Was hat man davon? Mit ihrem schauspielerischen Einsatz, der körperlich bis zur Verausgabung reicht, bieten Aaron Hitz, Max Merker, Janna Mohr und Milva Stark 80 Minuten, die in der Tat einem Eintauchen in jenen Bereich entspricht, in der Literatur entsteht, einem Eintauchen bis an die Grenze des Wahrscheinlichen, das Kafka unternahm. Dabei nie Pathos aufkeimen zu lassen, sondern stets auf der Tonleiter der Ironie zu bleiben, zählt zur großen Leistung.

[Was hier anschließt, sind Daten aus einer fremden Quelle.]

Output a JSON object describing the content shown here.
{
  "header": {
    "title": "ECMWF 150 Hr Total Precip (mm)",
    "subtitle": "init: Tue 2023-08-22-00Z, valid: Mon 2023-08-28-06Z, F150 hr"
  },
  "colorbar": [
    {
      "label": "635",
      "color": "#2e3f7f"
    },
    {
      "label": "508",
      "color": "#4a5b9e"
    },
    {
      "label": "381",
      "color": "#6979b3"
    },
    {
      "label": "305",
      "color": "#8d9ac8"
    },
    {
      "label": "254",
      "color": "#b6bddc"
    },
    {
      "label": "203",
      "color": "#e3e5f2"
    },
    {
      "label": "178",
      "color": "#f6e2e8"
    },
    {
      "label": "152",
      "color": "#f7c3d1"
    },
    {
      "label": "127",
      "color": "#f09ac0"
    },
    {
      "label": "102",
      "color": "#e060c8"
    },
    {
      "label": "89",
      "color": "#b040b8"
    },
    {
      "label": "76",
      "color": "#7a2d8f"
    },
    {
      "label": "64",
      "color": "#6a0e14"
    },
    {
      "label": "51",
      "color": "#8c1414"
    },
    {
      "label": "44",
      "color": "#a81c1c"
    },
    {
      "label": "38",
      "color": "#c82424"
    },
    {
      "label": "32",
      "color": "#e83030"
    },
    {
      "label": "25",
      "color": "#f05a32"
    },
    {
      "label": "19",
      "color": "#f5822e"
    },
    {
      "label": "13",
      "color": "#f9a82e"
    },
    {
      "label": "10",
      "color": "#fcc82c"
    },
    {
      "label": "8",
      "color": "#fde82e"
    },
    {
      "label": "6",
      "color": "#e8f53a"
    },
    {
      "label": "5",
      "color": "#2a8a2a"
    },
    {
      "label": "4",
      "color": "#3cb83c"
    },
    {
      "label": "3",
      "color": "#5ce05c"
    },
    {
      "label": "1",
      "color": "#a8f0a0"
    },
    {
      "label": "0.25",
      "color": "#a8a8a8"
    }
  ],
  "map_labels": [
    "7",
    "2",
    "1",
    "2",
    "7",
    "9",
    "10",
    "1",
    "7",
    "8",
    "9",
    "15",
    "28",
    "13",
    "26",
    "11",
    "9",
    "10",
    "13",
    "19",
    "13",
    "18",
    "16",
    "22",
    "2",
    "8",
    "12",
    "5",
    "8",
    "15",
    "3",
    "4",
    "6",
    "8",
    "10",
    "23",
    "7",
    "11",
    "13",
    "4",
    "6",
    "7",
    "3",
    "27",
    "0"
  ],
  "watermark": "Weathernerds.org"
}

Die Bühne (entworfen von Martin Dolnik) schräg zu stellen und im Spiel nie in dieses banal Schräge abzudriften, lässt wünschen, dass sich „Kafka in Farbe“ von TOBS und dem Vorarlberger Landestheater noch länger in den Spielplänen hält.

Literaturvermittler, Verlage, Filmemacher und Theaterunternehmen bereiten bereits Programme zum 100. Todestag von Franz Kafka im Jahr 2024 vor. Die Biografie von Reiner Stach wird dabei zur Sprache kommen. Max Merker dürfte sie kennen.